- UK DVD box cover
- Directed by: Andrew Green
- Written by: Andrew Green Tom MacRae
- Produced by: Andrew Green Giles Hattersley Nikolas Korda
- Starring: Rosie Fellner Vivienne Harvey Paris Hilton Ben Peyton
- Cinematography: Robin Vidgeon
- Edited by: Paul Knight
- Music by: Josh Grafton Edward White
- Distributed by: Dream Entertainment Inc.
- Release date: 26 August 2002 (London Film Festival);
- Running time: 85 minutes
- Country: United Kingdom
- Language: English
- Budget: $4 million

= Nine Lives (2002 film) =

Nine Lives is a 2002 horror film starring Paris Hilton. The movie was shot in England and was low budget.

==Plot==

Tim (Patrick Kennedy) invites eight friends of his to his Scottish mansion for a weekend celebration for his 21st birthday. Among the guests is his former college roommate Pete (David Nicolle), Pete's former girlfriend Laura (Amelia Warner), her best friend Emma (Rosie Fellner), Emma's former roommate Lucy (Vivienne Harvey), Lucy's New York socialite friend Jo (Paris Hilton), Jo's Manchester boyfriend Tom (Lex Shrapnel), and fellow college friends Damien (James Schlesinger) and Andy (Ben Peyton).

During the night of a sudden snowstorm which strands everyone in for the night, Tom finds an old book behind a bookcase about a local Scottish lord, named Murray, who was put to death in 1746 during the last Scottish uprising. Upon reading the book, the spirit of Murray emerges from the book and possesses Tom, causing his eyes to turn black, and goes on a killing rampage starting with Jo whom he kills in a bathroom. Next, Tom kills Emma in her bedroom as she is preparing for bed, until he is stopped by Tim who stabs him to death. But then, Tim is possessed by Murray, continuing the killing spree.

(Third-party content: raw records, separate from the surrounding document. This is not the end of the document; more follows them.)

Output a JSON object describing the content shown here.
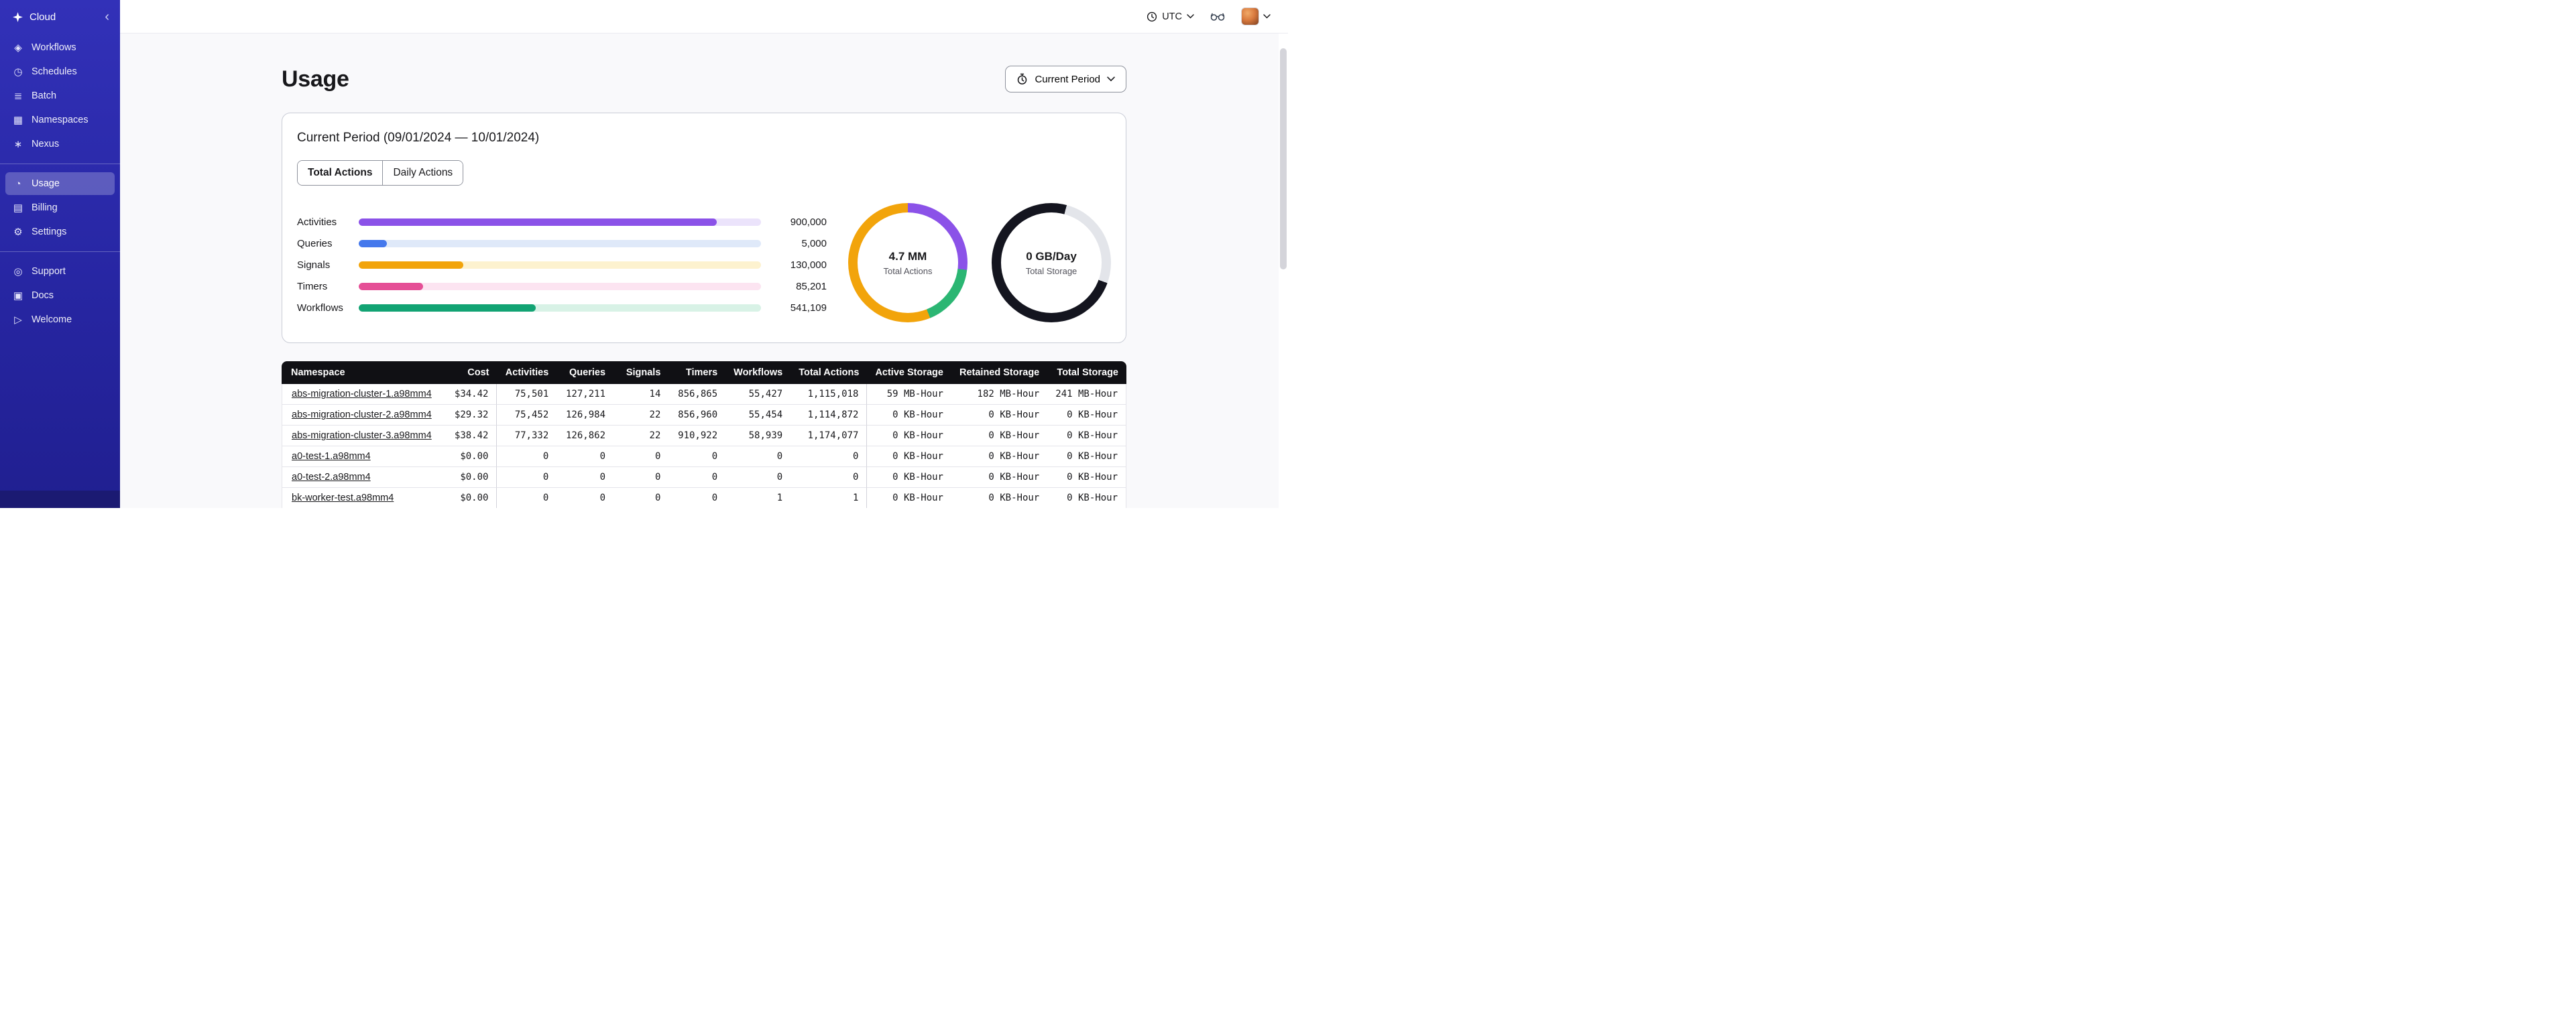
{
  "sidebar": {
    "brand": "Cloud",
    "collapse_icon": "‹",
    "groups": [
      {
        "items": [
          {
            "label": "Workflows",
            "icon": "workflows-icon",
            "glyph": "◈"
          },
          {
            "label": "Schedules",
            "icon": "schedules-icon",
            "glyph": "◷"
          },
          {
            "label": "Batch",
            "icon": "batch-icon",
            "glyph": "≣"
          },
          {
            "label": "Namespaces",
            "icon": "namespaces-icon",
            "glyph": "▦"
          },
          {
            "label": "Nexus",
            "icon": "nexus-icon",
            "glyph": "∗"
          }
        ]
      },
      {
        "items": [
          {
            "label": "Usage",
            "icon": "usage-icon",
            "glyph": "◔",
            "active": true
          },
          {
            "label": "Billing",
            "icon": "billing-icon",
            "glyph": "▤"
          },
          {
            "label": "Settings",
            "icon": "settings-icon",
            "glyph": "⚙"
          }
        ]
      },
      {
        "items": [
          {
            "label": "Support",
            "icon": "support-icon",
            "glyph": "◎"
          },
          {
            "label": "Docs",
            "icon": "docs-icon",
            "glyph": "▣"
          },
          {
            "label": "Welcome",
            "icon": "welcome-icon",
            "glyph": "▷"
          }
        ]
      }
    ]
  },
  "topbar": {
    "timezone": "UTC"
  },
  "page": {
    "title": "Usage",
    "period_button": {
      "label": "Current Period"
    },
    "card_title": "Current Period (09/01/2024 — 10/01/2024)",
    "tabs": [
      {
        "label": "Total Actions",
        "active": true
      },
      {
        "label": "Daily Actions",
        "active": false
      }
    ]
  },
  "chart_data": [
    {
      "type": "bar",
      "orientation": "horizontal",
      "title": "Current Period (09/01/2024 — 10/01/2024)",
      "categories": [
        "Activities",
        "Queries",
        "Signals",
        "Timers",
        "Workflows"
      ],
      "values": [
        900000,
        5000,
        130000,
        85201,
        541109
      ],
      "value_labels": [
        "900,000",
        "5,000",
        "130,000",
        "85,201",
        "541,109"
      ],
      "bar_pct": [
        89,
        7,
        26,
        16,
        44
      ],
      "bar_colors": [
        "#8b52e8",
        "#4478ec",
        "#f2a40b",
        "#e54f96",
        "#12a373"
      ],
      "track_colors": [
        "#ebe3fb",
        "#dfe9f9",
        "#fdf2cf",
        "#fce4f1",
        "#d8f2e6"
      ]
    },
    {
      "type": "pie",
      "subtype": "donut",
      "center_label": "4.7 MM",
      "center_sublabel": "Total Actions",
      "segments": [
        {
          "name": "purple",
          "color": "#8b52e8",
          "start": 0,
          "end": 97
        },
        {
          "name": "green",
          "color": "#2bb673",
          "start": 97,
          "end": 158
        },
        {
          "name": "orange",
          "color": "#f2a40b",
          "start": 158,
          "end": 360
        }
      ]
    },
    {
      "type": "pie",
      "subtype": "donut",
      "center_label": "0 GB/Day",
      "center_sublabel": "Total Storage",
      "segments": [
        {
          "name": "dark",
          "color": "#14151f",
          "start": 0,
          "end": 15
        },
        {
          "name": "light",
          "color": "#e3e5ea",
          "start": 15,
          "end": 110
        },
        {
          "name": "dark2",
          "color": "#14151f",
          "start": 110,
          "end": 360
        }
      ]
    }
  ],
  "table": {
    "columns": [
      "Namespace",
      "Cost",
      "Activities",
      "Queries",
      "Signals",
      "Timers",
      "Workflows",
      "Total Actions",
      "Active Storage",
      "Retained Storage",
      "Total Storage"
    ],
    "rows": [
      [
        "abs-migration-cluster-1.a98mm4",
        "$34.42",
        "75,501",
        "127,211",
        "14",
        "856,865",
        "55,427",
        "1,115,018",
        "59 MB-Hour",
        "182 MB-Hour",
        "241 MB-Hour"
      ],
      [
        "abs-migration-cluster-2.a98mm4",
        "$29.32",
        "75,452",
        "126,984",
        "22",
        "856,960",
        "55,454",
        "1,114,872",
        "0 KB-Hour",
        "0 KB-Hour",
        "0 KB-Hour"
      ],
      [
        "abs-migration-cluster-3.a98mm4",
        "$38.42",
        "77,332",
        "126,862",
        "22",
        "910,922",
        "58,939",
        "1,174,077",
        "0 KB-Hour",
        "0 KB-Hour",
        "0 KB-Hour"
      ],
      [
        "a0-test-1.a98mm4",
        "$0.00",
        "0",
        "0",
        "0",
        "0",
        "0",
        "0",
        "0 KB-Hour",
        "0 KB-Hour",
        "0 KB-Hour"
      ],
      [
        "a0-test-2.a98mm4",
        "$0.00",
        "0",
        "0",
        "0",
        "0",
        "0",
        "0",
        "0 KB-Hour",
        "0 KB-Hour",
        "0 KB-Hour"
      ],
      [
        "bk-worker-test.a98mm4",
        "$0.00",
        "0",
        "0",
        "0",
        "0",
        "1",
        "1",
        "0 KB-Hour",
        "0 KB-Hour",
        "0 KB-Hour"
      ]
    ]
  }
}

When Lucy is stabbed and severely wounded by the possessed Tim, the five survivors hole themselves up in the parlor where they try to make sense to what is going on. While Pete tries to rationalize an explanation, Laura discovers the book that contained the evil spirit of Murray and begins to put two and two together about the possession: whenever the possessed person is killed, the spirit of Murray will pass onto whoever killed his host. Pete and Damian leave the parlor and confront the possessed Tim in the mansion cellar. In the struggle, Damian accidentally kills Tim, and in turn, gets possessed as well.

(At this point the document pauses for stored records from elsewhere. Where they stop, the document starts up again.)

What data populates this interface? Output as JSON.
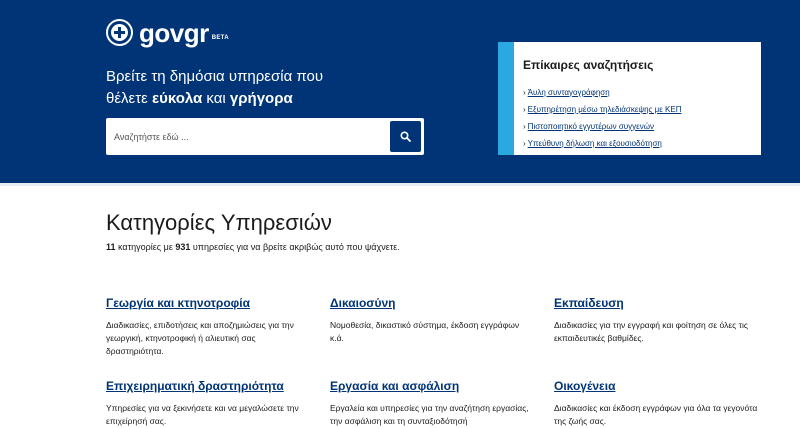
{
  "header": {
    "logo_text": "gov",
    "logo_text_gr": "gr",
    "logo_beta": "BETA",
    "hero_line1": "Βρείτε τη δημόσια υπηρεσία που",
    "hero_line2_prefix": "θέλετε ",
    "hero_line2_bold1": "εύκολα",
    "hero_line2_mid": " και ",
    "hero_line2_bold2": "γρήγορα",
    "search": {
      "placeholder": "Αναζητήστε εδώ ...",
      "value": ""
    }
  },
  "trending": {
    "title": "Επίκαιρες αναζητήσεις",
    "items": [
      "Άυλη συνταγογράφηση",
      "Εξυπηρέτηση μέσω τηλεδιάσκεψης με ΚΕΠ",
      "Πιστοποιητικό εγγυτέρων συγγενών",
      "Υπεύθυνη δήλωση και εξουσιοδότηση"
    ]
  },
  "main": {
    "title": "Κατηγορίες Υπηρεσιών",
    "count_categories": "11",
    "sub_mid": " κατηγορίες με ",
    "count_services": "931",
    "sub_end": " υπηρεσίες για να βρείτε ακριβώς αυτό που ψάχνετε.",
    "categories": [
      {
        "title": "Γεωργία και κτηνοτροφία",
        "desc": "Διαδικασίες, επιδοτήσεις και αποζημιώσεις για την γεωργική, κτηνοτροφική ή αλιευτική σας δραστηριότητα."
      },
      {
        "title": "Δικαιοσύνη",
        "desc": "Νομοθεσία, δικαστικό σύστημα, έκδοση εγγράφων κ.ά."
      },
      {
        "title": "Εκπαίδευση",
        "desc": "Διαδικασίες για την εγγραφή και φοίτηση σε όλες τις εκπαιδευτικές βαθμίδες."
      },
      {
        "title": "Επιχειρηματική δραστηριότητα",
        "desc": "Υπηρεσίες για να ξεκινήσετε και να μεγαλώσετε την επιχείρησή σας."
      },
      {
        "title": "Εργασία και ασφάλιση",
        "desc": "Εργαλεία και υπηρεσίες για την αναζήτηση εργασίας, την ασφάλιση και τη συνταξιοδότησή"
      },
      {
        "title": "Οικογένεια",
        "desc": "Διαδικασίες και έκδοση εγγράφων για όλα τα γεγονότα της ζωής σας."
      }
    ]
  },
  "colors": {
    "primary": "#003476",
    "accent": "#2aa9e0"
  },
  "icons": {
    "emblem": "greek-coat-of-arms-icon",
    "search": "search-icon",
    "chevron": "chevron-right-icon"
  }
}
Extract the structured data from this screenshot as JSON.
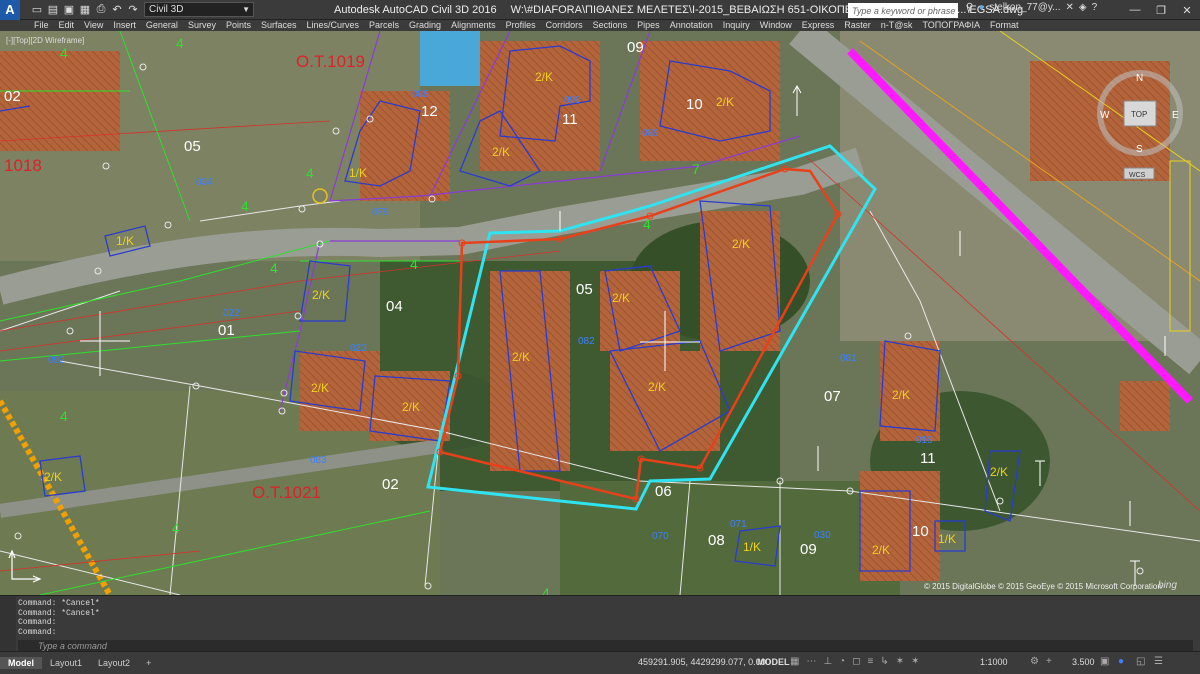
{
  "titlebar": {
    "logo": "A",
    "workspace": "Civil 3D",
    "app_title": "Autodesk AutoCAD Civil 3D 2016",
    "file_title": "W:\\#DIAFORA\\ΠΙΘΑΝΕΣ ΜΕΛΕΤΕΣ\\I-2015_ΒΕΒΑΙΩΣΗ 651-ΟΙΚΟΠΕΔΟ ΣΤΟ ΠΟΛΥΧΡΟΝ...\\EGSA.dwg",
    "search_placeholder": "Type a keyword or phrase",
    "user": "stelkon_77@y..."
  },
  "menu": [
    "File",
    "Edit",
    "View",
    "Insert",
    "General",
    "Survey",
    "Points",
    "Surfaces",
    "Lines/Curves",
    "Parcels",
    "Grading",
    "Alignments",
    "Profiles",
    "Corridors",
    "Sections",
    "Pipes",
    "Annotation",
    "Inquiry",
    "Window",
    "Express",
    "Raster",
    "n-T@sk",
    "ΤΟΠΟΓΡΑΦΙΑ",
    "Format"
  ],
  "viewport": {
    "label": "[-][Top][2D Wireframe]",
    "copyright": "© 2015 DigitalGlobe © 2015 GeoEye © 2015 Microsoft Corporation",
    "bing": "bing",
    "viewcube": {
      "top": "TOP",
      "n": "N",
      "s": "S",
      "e": "E",
      "w": "W",
      "wcs": "WCS"
    },
    "block_labels": [
      "O.T.1019",
      "1018",
      "O.T.1021"
    ],
    "parcel_numbers": [
      "09",
      "10",
      "12",
      "11",
      "05",
      "01",
      "04",
      "05",
      "07",
      "11",
      "02",
      "06",
      "08",
      "09",
      "10",
      "02"
    ],
    "building_labels": [
      "2/K",
      "2/K",
      "2/K",
      "1/K",
      "1/K",
      "2/K",
      "2/K",
      "2/K",
      "2/K",
      "2/K",
      "2/K",
      "2/K",
      "2/K",
      "2/K",
      "2/K",
      "1/K",
      "1/K",
      "2/K",
      "1/K",
      "2/K",
      "1/K"
    ],
    "small_codes": [
      "090",
      "089",
      "088",
      "034",
      "079",
      "082",
      "023",
      "022",
      "092",
      "081",
      "083",
      "019",
      "070",
      "071",
      "030"
    ],
    "zone_numbers": [
      "4",
      "4",
      "4",
      "4",
      "7",
      "4",
      "4",
      "4",
      "4",
      "4",
      "4"
    ]
  },
  "command": {
    "history": [
      "Command: *Cancel*",
      "Command: *Cancel*",
      "Command:",
      "Command:"
    ],
    "placeholder": "Type a command"
  },
  "statusbar": {
    "tabs": [
      "Model",
      "Layout1",
      "Layout2",
      "+"
    ],
    "coords": "459291.905, 4429299.077, 0.000",
    "model": "MODEL",
    "scale": "1:1000",
    "anno_scale": "3.500"
  },
  "colors": {
    "parcel_red": "#e8401a",
    "parcel_cyan": "#2fe3f0",
    "boundary_magenta": "#ff19ff",
    "building_blue": "#2a3cd0",
    "label_red": "#e0202a",
    "zone_green": "#2de02d",
    "road_gray": "#8f9388"
  }
}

Leaving Andy behind to look after the wounded Lucy in the parlor, Laura and Pete attempt to capture the possessed Damian, only to have him slip past them when they attempt to trap him in one of the mansion's many bathrooms. The possessed Damian breaks into the parlor and attacks Andy, only to be accidentally killed by the fireplace poker Andy had earlier given to Lucy to defend herself. Realizing that she is now possessed, Andy stabs Lucy with a shard of glass, taking the spirit into himself.

When Laura is attacked and stabs the possessed Andy in self-defense, she realizes that the spirit will pass onto her, so she first pleads with Pete (who has locked himself in the parlor) to kill her before Andy dies. But when Pete is unable to, Laura makes the ultimate sacrifice of stabbing herself so the spirit will not pass onto her. Pete opens the door to prevent her from doing so, but is too late. Laura dies just before Andy expires, and thus saving Pete from being possessed as well.

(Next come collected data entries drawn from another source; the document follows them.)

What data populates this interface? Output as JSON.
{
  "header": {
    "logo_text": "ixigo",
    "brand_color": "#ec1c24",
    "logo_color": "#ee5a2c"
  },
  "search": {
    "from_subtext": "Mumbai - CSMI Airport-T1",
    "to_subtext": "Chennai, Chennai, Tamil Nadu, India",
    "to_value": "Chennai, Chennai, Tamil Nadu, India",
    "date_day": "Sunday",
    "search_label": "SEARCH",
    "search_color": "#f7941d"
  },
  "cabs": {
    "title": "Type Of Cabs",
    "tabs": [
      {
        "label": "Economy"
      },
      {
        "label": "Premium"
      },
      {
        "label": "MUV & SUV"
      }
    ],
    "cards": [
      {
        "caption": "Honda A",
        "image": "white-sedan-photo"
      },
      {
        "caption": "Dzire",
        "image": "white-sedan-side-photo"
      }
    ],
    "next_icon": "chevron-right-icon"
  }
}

By the next morning, Pete finds himself the sole survivor of the massacre and after finding the cursed book, he burns it to ensure that nobody else will ever read it and restart the cycle ever again. Pete also realizes as the lone Scot of the group, he was the only one Murray ever intended to spare, albeit alone and emotionally scarred.

==Cast==

| Actor/Actress | Role |
|---|---|
| Paris Hilton | Jo |
| David Nicolle | Pete MacGregor |
| Amelia Warner | Laura |
| Ben Peyton | Andy |
| James Schlesinger | Damien |
| Vivienne Harvey | Lucy |
| Patrick Kennedy | Tim |
| Rosie Fellner | Emma |
| Lex Shrapnel | Tom |

==Reception==
Nine Lives debuted #1 on the Horror Renting Chart for single week before quickly dropping from the chart. It also reached #1 in France and Germany. However, it went to #29 in the United States and #30 in the United Kingdom.

According to Beyondhollywood.com, "Hilton's presence in the cast is the film's main marketing point, which is plainly obvious by the fact that she's front and center on the box art and is the only recognizable name in the cast". The website noted that her character was, basically, herself: "Hilton plays—what else?—a spoiled American socialite who shops on three continents in one day. The script is even clever enough to take a few jabs at Hilton's real-life social standing, even mentioning that she's been on the cover of a few sleaze rags in her day".